Nanobubble Dynamics in Aqueous Surfactant Solutions Studied by Liquid-Phase Transmission Electron Microscopy
Yuna Bae,
Sungsu Kang,
Byung Hyo Kim,
Kitaek Lim,
Sungho Jeon,
Sangdeok Shim,
Won Chul Lee,
Jungwon Park
Affiliations
Yuna Bae
School of Chemical and Biological Engineering, and Institute of Chemical Processes, Seoul National University, Seoul 08826, Republic of Korea; Center for Nanoparticle Research, Institute of Basic Science (IBS), Seoul 08826, Republic of Korea
Sungsu Kang
School of Chemical and Biological Engineering, and Institute of Chemical Processes, Seoul National University, Seoul 08826, Republic of Korea; Center for Nanoparticle Research, Institute of Basic Science (IBS), Seoul 08826, Republic of Korea
Byung Hyo Kim
School of Chemical and Biological Engineering, and Institute of Chemical Processes, Seoul National University, Seoul 08826, Republic of Korea; Center for Nanoparticle Research, Institute of Basic Science (IBS), Seoul 08826, Republic of Korea; Department of Organic Materials and Fiber Engineering, Soongsil University, Seoul 06978, Republic of Korea
Kitaek Lim
Department of Mechanical Engineering, BK21 FOUR ERICA-ACE Center, Hanyang University, Ansan 15588, Republic of Korea
Sungho Jeon
Department of Mechanical Engineering, BK21 FOUR ERICA-ACE Center, Hanyang University, Ansan 15588, Republic of Korea
Sangdeok Shim
Department of Chemistry, Sunchon National University, Suncheon 57922, Republic of Korea; Corresponding authors.
Won Chul Lee
Department of Mechanical Engineering, BK21 FOUR ERICA-ACE Center, Hanyang University, Ansan 15588, Republic of Korea; Corresponding authors.
Jungwon Park
School of Chemical and Biological Engineering, and Institute of Chemical Processes, Seoul National University, Seoul 08826, Republic of Korea; Center for Nanoparticle Research, Institute of Basic Science (IBS), Seoul 08826, Republic of Korea; Corresponding authors.
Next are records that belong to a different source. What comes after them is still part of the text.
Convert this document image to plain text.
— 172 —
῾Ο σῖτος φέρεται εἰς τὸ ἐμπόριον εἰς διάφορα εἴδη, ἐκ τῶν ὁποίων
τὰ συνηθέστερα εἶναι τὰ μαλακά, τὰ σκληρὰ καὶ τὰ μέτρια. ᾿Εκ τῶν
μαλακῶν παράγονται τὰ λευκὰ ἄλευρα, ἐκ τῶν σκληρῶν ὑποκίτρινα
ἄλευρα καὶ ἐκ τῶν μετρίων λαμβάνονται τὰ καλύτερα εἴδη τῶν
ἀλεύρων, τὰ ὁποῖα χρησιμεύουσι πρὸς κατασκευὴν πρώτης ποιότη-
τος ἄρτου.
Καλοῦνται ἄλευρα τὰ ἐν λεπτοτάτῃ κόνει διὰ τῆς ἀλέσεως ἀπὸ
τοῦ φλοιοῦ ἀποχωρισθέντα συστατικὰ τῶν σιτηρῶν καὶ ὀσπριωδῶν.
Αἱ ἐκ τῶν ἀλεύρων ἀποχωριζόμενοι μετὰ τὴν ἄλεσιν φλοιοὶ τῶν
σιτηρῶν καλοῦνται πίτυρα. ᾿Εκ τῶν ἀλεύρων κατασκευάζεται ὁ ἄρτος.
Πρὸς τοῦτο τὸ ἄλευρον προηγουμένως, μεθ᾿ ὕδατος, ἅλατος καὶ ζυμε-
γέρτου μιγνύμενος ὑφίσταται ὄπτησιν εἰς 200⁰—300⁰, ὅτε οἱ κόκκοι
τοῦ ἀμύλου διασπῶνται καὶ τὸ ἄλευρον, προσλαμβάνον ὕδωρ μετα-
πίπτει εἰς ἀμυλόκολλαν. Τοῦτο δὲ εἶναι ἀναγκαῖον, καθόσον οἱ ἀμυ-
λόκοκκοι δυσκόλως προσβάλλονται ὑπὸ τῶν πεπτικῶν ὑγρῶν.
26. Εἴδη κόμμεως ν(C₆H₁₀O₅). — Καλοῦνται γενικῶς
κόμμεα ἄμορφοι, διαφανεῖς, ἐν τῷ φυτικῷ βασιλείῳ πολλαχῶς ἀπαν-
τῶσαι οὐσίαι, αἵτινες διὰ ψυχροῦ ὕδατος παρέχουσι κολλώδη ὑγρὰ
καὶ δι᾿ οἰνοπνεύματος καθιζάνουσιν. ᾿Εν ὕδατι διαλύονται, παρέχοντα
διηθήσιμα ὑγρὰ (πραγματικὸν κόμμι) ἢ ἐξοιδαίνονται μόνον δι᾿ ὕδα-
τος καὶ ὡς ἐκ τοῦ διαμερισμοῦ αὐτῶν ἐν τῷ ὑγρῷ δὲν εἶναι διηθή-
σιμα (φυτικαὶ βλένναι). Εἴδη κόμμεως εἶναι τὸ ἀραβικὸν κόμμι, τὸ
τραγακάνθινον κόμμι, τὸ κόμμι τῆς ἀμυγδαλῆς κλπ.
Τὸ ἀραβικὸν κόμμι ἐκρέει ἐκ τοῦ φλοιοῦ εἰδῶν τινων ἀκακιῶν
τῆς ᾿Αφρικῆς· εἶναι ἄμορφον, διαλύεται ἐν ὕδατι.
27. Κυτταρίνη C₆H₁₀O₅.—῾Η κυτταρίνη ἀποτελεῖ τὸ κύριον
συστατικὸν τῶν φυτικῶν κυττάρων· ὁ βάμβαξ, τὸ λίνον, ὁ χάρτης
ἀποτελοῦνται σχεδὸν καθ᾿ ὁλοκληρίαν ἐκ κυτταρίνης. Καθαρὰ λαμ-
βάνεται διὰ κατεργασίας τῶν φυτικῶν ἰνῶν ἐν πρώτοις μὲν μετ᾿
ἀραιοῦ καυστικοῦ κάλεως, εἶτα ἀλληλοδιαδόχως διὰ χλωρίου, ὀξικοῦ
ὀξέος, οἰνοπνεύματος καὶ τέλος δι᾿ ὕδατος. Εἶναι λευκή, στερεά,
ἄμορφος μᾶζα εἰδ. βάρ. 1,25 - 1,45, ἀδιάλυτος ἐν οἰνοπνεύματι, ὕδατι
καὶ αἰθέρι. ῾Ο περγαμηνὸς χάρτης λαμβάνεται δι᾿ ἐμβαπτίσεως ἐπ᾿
Nanobubbles have attracted considerable attention in various industrial applications due to their exceptionally long lifetime and their potential as carriers at the nanoscale. The stability and physiochemical properties of nanobubbles are highly sensitive to the presence of surfactants that can lower their surface tension or improve their electrostatic stabilization. Herein, we report real-time observations of the dynamic behaviors of nanobubbles in the presence of soluble surfactants. Using liquid-phase transmission electron microscopy (TEM) with multi-chamber graphene liquid cells, bulk nanobubbles and surface nanobubbles were observed in the same imaging condition. Our direct observations of nanobubbles indicate that stable gas transport frequently occurs without interfaces merging, while a narrow distance is maintained between the interfaces of interacting surfactant-laden nanobubbles. Our results also elucidate that the interface curvature of nanobubbles is an important factor that determines their interfacial stability.